Kumar Mangalam Birla is also expected to play a greater role in the affairs of Century Textiles and Century Enka in days to come. It is also expected that Manjushree Khaitan will continue to control Kesoram, along with Kumar Mangalam Birla. Mohta will continue to run the tea business and also become custodian of the family’s massive art collection, which includes several works from the so-called Bengal Masters, including Rabindranath Tagore.
In the spirit of nation-building and to promote and preserve Indian culture, the B.K. Birla Group sponsored the establishment of several centres of education, arts and culture across India.
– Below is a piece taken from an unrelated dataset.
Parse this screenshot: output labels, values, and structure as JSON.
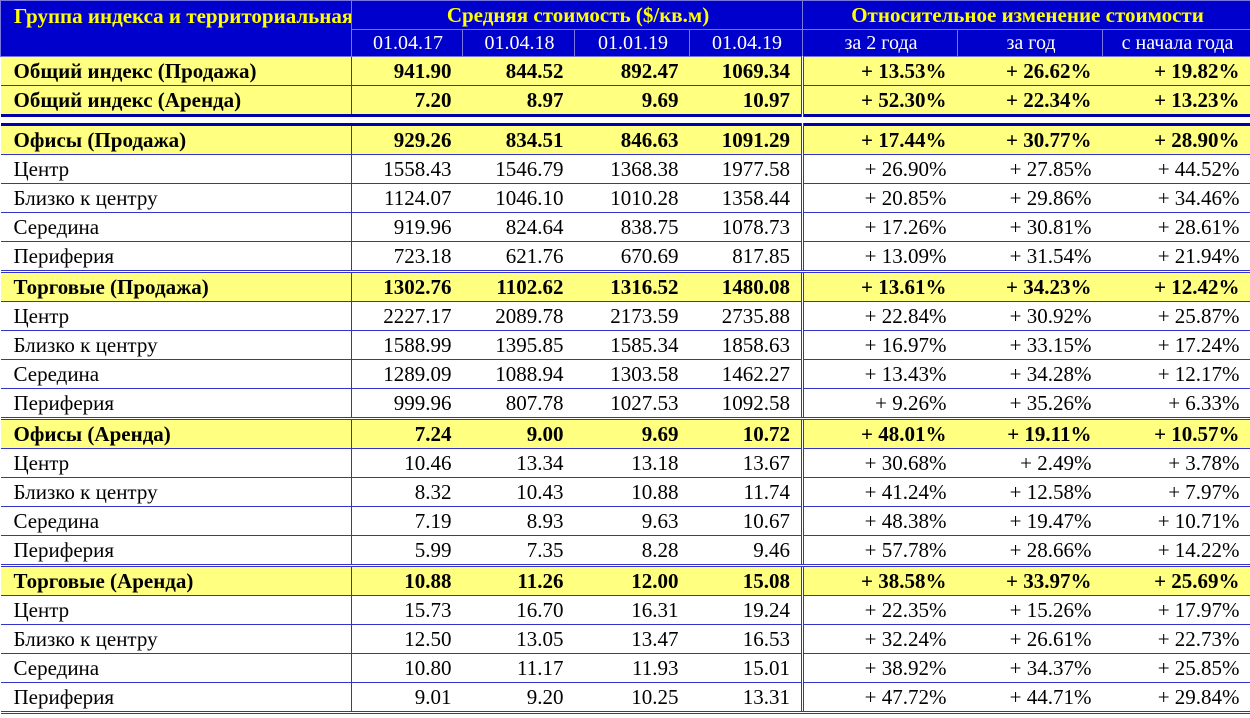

Though Birla joined the family business as a teenager in the late 1930s after dropping out of Presidency College, where he secured admission to pursue a degree course in science, he knew the value of higher education and its impact on society. This led to institutes like the Birla Institute of Technology and Science, Pilani and Birla Institute of Liberal Arts and Management Sciences, Kolkata coming up; along with centres for arts and culture like the Birla Academy and Kala Mandir in Kolkata.
If there is one criticism that can be levelled against Birla, it is that he held on to the executive chairmanship of group companies for far too long, even after he had withdrawn himself from day-to-day operations of these businesses quite some time ago. But B.K. Birla will always be remembered as a nationalist business leader, who practised conscious capitalism far before it became fashionable to do so.